By James Howard Kunstler
on June 1, 2009 7:21 AM
The dollar was up to its armpits in quicksand, and oil prices had crept stealthily into the death-to-airlines range, and if, in the old slogan, what's good for General Motors really is good for the USA, then destiny was dealing a harsh lesson to The Land of the Free -- while I made a drive on Thursday (in a Japanese rent-a-car) through the remotest ends of upstate New York State into the province of Ontario, Canada, to see what I could see. What I saw was pretty scary.
You get into these far reaches of upstate New York and your senses report that you have entered something like an HP Lovecraft story, where the sun comes up twenty minutes late, and the magnetic poles are not where they're supposed to be, and the few remaining denizens of the towns all have eleven fingers.... Even though I've seen plenty of desolation like it in other parts of the country -- the back roads of Ohio, the Mississippi River towns of the upper Midwest, the morbid stretch of blue highway between Memphis and Little Rock -- I've never encountered a landscape so shattered by the mere ravages of economic fate.

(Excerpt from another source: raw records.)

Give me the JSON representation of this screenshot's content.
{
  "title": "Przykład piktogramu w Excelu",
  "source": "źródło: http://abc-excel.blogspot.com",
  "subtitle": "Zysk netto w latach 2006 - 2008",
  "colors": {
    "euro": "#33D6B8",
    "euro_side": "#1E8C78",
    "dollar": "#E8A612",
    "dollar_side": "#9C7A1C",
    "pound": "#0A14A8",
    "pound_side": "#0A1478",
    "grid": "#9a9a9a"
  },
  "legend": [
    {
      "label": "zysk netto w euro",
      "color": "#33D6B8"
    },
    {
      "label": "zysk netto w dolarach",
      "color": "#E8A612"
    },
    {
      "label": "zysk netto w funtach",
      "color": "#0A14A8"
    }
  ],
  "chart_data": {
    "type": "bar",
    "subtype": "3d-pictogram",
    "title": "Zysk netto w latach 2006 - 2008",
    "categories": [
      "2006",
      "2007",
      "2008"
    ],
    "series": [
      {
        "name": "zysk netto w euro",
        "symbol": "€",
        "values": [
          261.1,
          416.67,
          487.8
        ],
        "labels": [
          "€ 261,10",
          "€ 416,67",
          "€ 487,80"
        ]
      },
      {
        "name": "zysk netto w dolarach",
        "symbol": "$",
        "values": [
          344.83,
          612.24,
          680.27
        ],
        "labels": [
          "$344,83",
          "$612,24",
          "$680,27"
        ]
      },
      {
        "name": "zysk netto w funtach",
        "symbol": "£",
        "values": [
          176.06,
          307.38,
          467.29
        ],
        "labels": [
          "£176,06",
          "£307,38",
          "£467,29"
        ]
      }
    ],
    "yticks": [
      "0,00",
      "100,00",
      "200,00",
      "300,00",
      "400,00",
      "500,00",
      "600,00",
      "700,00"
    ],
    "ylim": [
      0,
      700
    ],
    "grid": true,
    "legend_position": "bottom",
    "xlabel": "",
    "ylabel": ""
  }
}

The most striking feature is how all the things once so "modern," all the roadside business enterprises designed along "space age" motifs -- the car dealerships with boomerang-shaped signs, the rocket-ship-style food huts, the schools that look like atomic power installations -- all teeter now in sublime decrepitude. The reversal of spirit from childlike exuberance of the 1960s to the senile sclerosis of today said everything about where America is at. Much of what existed before the space age is not even there anymore, bulldozed decades ago in our haste to erase pre-drive-in living, as if it branded us a lower life-form than, say, our arch-enemy, the Soviets. I've wondered for many years what Modernism would be like when time finally passed it by, when it was no longer the sole thing it declared itself to be, up-to-date -- and there it was smeared all over the landscape like so much road kill.